Natriumthiosulfat verringert Hörverlust durch Cisplatin

Aus der Literatur: Klinik

Kindliche Hepatoblastome haben eine gute Prognose, wenn sie rechtzeitig mit Cisplatin und Operation behandelt werden. Schäden am Gehör durch  Cisplatin können allerdings im Kindesalter weitreichende Konsequenzen haben, wenn zum Beispiel die Sprachentwicklung beeinträchtigt wird. Natriumthiosulfat wirkt protektiv, die klinische Wirkung bei diesen Kindern wurde in einer randomisierten Studie überprüft.

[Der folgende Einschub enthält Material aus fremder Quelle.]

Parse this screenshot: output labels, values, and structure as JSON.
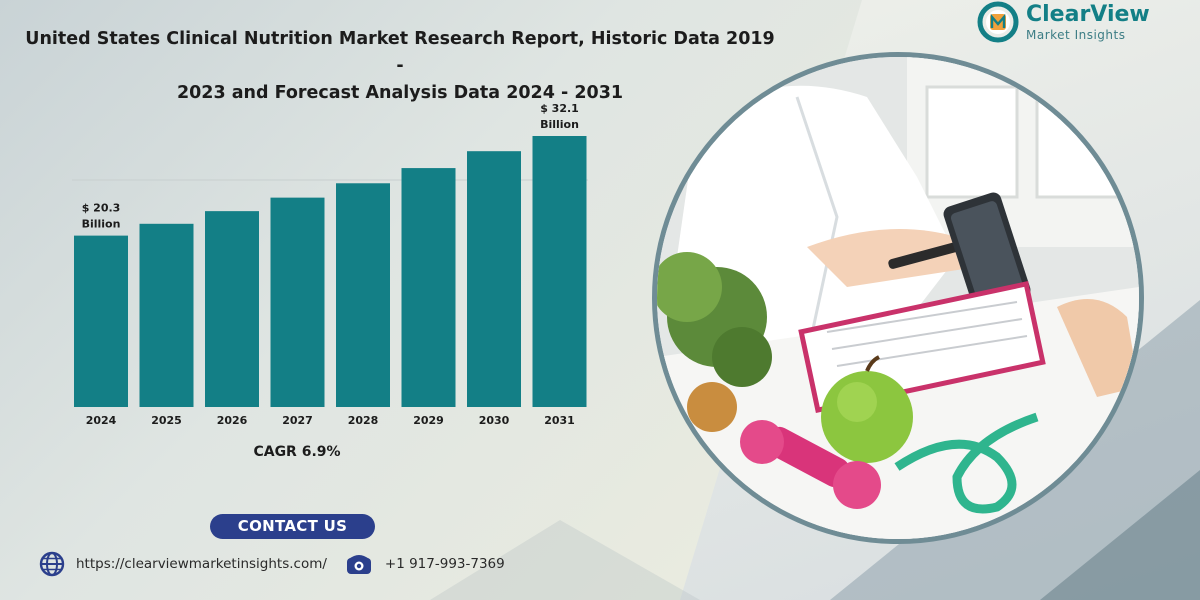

Kinder mit Hepatoblastom und Standardrisiko haben gute Aussichten, wenn sie mit Cisplatin und Operation behandelt werden. Die teilweise erhebliche Ototoxizität von Cisplatin kann aber vor allem bei kleineren Kindern schwerwiegende Konsequenzen haben, wenn etwa die Sprach- und damit auch die spätere schulische Entwicklung beeinträchtigt wird. In früheren Studien erwarben mehr als 60% der Kinder einen permanenten Hörverlust bei hohen Frequenzen, der mindestens vom Brock-Grad 1 oder höher war. 

Für Natriumthiosulfat wird ein otoprotektiver Effekt beschrieben, wenn es zwischen vier und acht Stunden nach der Gabe von Cisplatin infundiert wird. In eine Phase-III-Studie wurden deshalb 109 Patienten im Alter zwischen einem Monat und 18 Jahren eingeschlossen, die an einem Hepatoblastom mit Standardrisiko litten, d. h bei ihnen waren höchstens drei Lebersektoren betroffen, sie hatten keine Fernmetastasen und das α-Fetoprotein lag bei über 100 ng/ml. Sie erhielten vier Zyklen Cisplatin (80 mg/m2), wurden dann operiert und bekamen daraufhin noch zwei weitere Zyklen. Die Hälfte der Patienten wurde außerdem randomisiert, sechs Stunden nach jeder Cisplatin-Gabe 20 mg/m2 Natriumthiosulfat über 15 Minuten infundiert zu erhalten. 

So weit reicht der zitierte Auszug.